Gary Bettman sait jouer dur. Cette fermeté lui a permis de traverser plusieurs tempêtes durant ses 19 saisons à la barre de la LNH. Mais cette fois, le commissaire semble se diriger droit dans un mur.

Comme en 2004-05, Bettman attaque les joueurs de front. Il veut réduire leurs salaires de manière importante et leur retirer plusieurs avantages. Il utilise les plus vieilles menaces du manuel patronal de négociations: mieux vaut accepter l'offre sur la table dès maintenant, prévient-il, car elle disparaîtra le jour où un lock-out sera décrété.

Fort de son succès il y a sept ans, Bettman n'a pas modernisé son répertoire. Son approche est exactement la même. Peut-être qu'il finira par remporter la mise, peut-être que les joueurs finiront par plier. Mais rien n'est moins sûr.

Le contexte de 2012 est complètement différent de celui ayant entraîné le premier lock-out.

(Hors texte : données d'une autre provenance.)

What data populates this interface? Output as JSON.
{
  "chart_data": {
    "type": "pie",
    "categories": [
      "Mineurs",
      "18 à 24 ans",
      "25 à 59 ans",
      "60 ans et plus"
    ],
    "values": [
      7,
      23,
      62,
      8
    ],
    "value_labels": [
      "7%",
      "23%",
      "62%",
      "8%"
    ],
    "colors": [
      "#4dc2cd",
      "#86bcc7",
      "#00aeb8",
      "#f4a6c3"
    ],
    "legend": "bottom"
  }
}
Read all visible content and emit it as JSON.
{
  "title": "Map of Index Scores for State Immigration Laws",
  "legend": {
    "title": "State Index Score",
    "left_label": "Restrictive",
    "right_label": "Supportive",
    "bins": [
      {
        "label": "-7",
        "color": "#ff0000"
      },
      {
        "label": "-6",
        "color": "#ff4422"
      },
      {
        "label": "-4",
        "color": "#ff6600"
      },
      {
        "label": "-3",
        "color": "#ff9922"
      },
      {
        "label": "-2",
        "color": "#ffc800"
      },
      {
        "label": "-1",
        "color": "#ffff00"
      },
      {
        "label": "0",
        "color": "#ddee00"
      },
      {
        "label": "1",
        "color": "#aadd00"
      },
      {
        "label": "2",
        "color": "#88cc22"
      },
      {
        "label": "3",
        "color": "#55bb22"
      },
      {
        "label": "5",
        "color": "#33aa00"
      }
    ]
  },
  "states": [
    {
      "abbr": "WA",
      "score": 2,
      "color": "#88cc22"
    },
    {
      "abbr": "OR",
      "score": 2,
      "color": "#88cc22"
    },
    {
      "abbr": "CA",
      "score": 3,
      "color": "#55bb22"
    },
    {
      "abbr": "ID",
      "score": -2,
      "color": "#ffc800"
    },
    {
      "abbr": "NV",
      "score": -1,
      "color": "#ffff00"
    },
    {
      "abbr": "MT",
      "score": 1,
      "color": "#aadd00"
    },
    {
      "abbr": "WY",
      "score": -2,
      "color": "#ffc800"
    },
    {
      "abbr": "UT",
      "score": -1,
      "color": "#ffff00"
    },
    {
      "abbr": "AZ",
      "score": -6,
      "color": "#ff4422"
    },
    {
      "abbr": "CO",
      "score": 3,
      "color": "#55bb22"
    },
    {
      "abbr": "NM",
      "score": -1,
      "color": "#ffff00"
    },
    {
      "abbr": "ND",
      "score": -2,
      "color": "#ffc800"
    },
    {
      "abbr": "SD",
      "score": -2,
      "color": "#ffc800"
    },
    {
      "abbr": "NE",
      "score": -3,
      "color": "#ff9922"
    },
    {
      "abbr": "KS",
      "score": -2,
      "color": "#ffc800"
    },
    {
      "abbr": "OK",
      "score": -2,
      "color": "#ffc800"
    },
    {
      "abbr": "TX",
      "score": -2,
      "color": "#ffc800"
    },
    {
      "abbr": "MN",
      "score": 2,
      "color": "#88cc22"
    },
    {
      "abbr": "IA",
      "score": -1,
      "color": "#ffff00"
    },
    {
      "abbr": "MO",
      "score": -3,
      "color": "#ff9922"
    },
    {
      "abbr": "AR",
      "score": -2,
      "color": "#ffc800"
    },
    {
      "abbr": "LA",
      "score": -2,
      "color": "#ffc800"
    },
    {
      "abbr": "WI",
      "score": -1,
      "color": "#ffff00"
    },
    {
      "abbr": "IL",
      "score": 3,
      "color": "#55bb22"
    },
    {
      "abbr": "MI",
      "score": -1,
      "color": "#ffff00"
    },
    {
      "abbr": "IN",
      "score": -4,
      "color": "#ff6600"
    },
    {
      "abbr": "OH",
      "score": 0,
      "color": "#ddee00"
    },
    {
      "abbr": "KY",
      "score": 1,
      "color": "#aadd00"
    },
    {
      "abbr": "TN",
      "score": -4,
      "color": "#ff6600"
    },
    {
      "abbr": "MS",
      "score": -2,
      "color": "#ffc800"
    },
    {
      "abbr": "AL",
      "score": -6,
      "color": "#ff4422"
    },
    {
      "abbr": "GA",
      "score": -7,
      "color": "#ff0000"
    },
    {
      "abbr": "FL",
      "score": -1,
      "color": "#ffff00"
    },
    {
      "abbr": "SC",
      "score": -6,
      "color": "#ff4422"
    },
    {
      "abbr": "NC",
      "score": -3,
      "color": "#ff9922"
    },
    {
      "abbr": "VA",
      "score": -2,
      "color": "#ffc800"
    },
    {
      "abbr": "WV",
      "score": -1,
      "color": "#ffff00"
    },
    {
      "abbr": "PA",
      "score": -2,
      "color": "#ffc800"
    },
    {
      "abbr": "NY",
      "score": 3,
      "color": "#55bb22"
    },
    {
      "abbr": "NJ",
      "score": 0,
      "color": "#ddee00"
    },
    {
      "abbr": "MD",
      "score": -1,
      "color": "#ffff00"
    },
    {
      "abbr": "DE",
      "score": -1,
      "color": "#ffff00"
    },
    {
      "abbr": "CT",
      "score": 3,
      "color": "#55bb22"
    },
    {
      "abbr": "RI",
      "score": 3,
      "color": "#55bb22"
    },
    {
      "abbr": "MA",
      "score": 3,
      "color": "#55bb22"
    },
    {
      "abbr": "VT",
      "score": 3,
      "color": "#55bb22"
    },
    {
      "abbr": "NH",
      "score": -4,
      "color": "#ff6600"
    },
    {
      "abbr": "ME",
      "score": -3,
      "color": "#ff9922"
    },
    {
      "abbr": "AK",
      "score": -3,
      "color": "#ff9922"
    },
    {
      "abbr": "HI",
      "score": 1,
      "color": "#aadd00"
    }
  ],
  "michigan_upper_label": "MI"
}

D'abord, la LNH est en meilleure santé financière. Ses revenus atteignent des niveaux records. Si certaines équipes éprouvent des ennuis, d'autres villes, comme Québec, rêvent de les accueillir.

Plus important encore: le vis-à-vis de Bettman n'est plus Bob Goodenow, un homme qui n'a pas pas fait le poids face à la détermination du commissaire lors du dernier conflit.

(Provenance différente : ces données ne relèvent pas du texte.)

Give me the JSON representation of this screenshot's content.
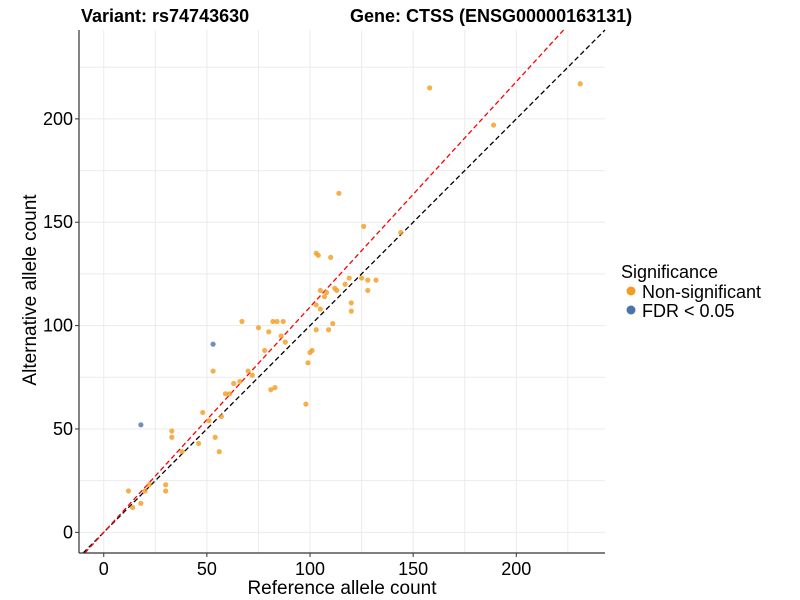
{
  "chart_data": {
    "type": "scatter",
    "title_left": "Variant: rs74743630",
    "title_right": "Gene: CTSS (ENSG00000163131)",
    "xlabel": "Reference allele count",
    "ylabel": "Alternative allele count",
    "xlim": [
      -12,
      243
    ],
    "ylim": [
      -10,
      243
    ],
    "x_ticks": [
      0,
      50,
      100,
      150,
      200
    ],
    "y_ticks": [
      0,
      50,
      100,
      150,
      200
    ],
    "grid": true,
    "legend": {
      "title": "Significance",
      "position": "right",
      "entries": [
        {
          "label": "Non-significant",
          "color": "#F39C1F"
        },
        {
          "label": "FDR < 0.05",
          "color": "#4A74AA"
        }
      ]
    },
    "reference_lines": [
      {
        "slope": 1.0,
        "intercept": 0,
        "color": "#000000",
        "style": "dashed"
      },
      {
        "slope": 1.09,
        "intercept": 0,
        "color": "#FF0000",
        "style": "dashed"
      }
    ],
    "series": [
      {
        "name": "Non-significant",
        "color": "#F39C1F",
        "points": [
          [
            12,
            20
          ],
          [
            14,
            12
          ],
          [
            18,
            14
          ],
          [
            20,
            20
          ],
          [
            22,
            23
          ],
          [
            30,
            23
          ],
          [
            30,
            20
          ],
          [
            33,
            49
          ],
          [
            33,
            46
          ],
          [
            38,
            39
          ],
          [
            46,
            43
          ],
          [
            48,
            58
          ],
          [
            51,
            54
          ],
          [
            53,
            78
          ],
          [
            54,
            46
          ],
          [
            56,
            39
          ],
          [
            57,
            56
          ],
          [
            59,
            67
          ],
          [
            61,
            67
          ],
          [
            63,
            72
          ],
          [
            66,
            73
          ],
          [
            67,
            102
          ],
          [
            70,
            78
          ],
          [
            72,
            76
          ],
          [
            75,
            99
          ],
          [
            78,
            88
          ],
          [
            80,
            97
          ],
          [
            81,
            69
          ],
          [
            82,
            102
          ],
          [
            83,
            70
          ],
          [
            84,
            102
          ],
          [
            86,
            95
          ],
          [
            87,
            102
          ],
          [
            88,
            92
          ],
          [
            98,
            62
          ],
          [
            99,
            82
          ],
          [
            100,
            87
          ],
          [
            101,
            88
          ],
          [
            103,
            98
          ],
          [
            103,
            110
          ],
          [
            103,
            135
          ],
          [
            104,
            134
          ],
          [
            105,
            108
          ],
          [
            105,
            117
          ],
          [
            107,
            114
          ],
          [
            108,
            116
          ],
          [
            109,
            98
          ],
          [
            110,
            133
          ],
          [
            111,
            101
          ],
          [
            112,
            118
          ],
          [
            113,
            117
          ],
          [
            114,
            164
          ],
          [
            117,
            120
          ],
          [
            119,
            123
          ],
          [
            120,
            111
          ],
          [
            120,
            107
          ],
          [
            125,
            123
          ],
          [
            126,
            148
          ],
          [
            128,
            122
          ],
          [
            128,
            117
          ],
          [
            132,
            122
          ],
          [
            144,
            145
          ],
          [
            158,
            215
          ],
          [
            189,
            197
          ],
          [
            231,
            217
          ]
        ]
      },
      {
        "name": "FDR < 0.05",
        "color": "#4A74AA",
        "points": [
          [
            18,
            52
          ],
          [
            53,
            91
          ]
        ]
      }
    ]
  }
}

Cette fois, c'est Donald Fehr qui se retrouve devant lui. Fallait le voir, en fin d'après-midi hier, expliquer d'un ton calme la position des joueurs pour comprendre que ceux-ci ne baisseront pas les bras de sitôt.

Fehr n'a pas perdu de bataille lorsqu'il dirigeait l'Association des joueurs du baseball majeur. Et il n'entend pas terminer sa carrière sur un échec au hockey.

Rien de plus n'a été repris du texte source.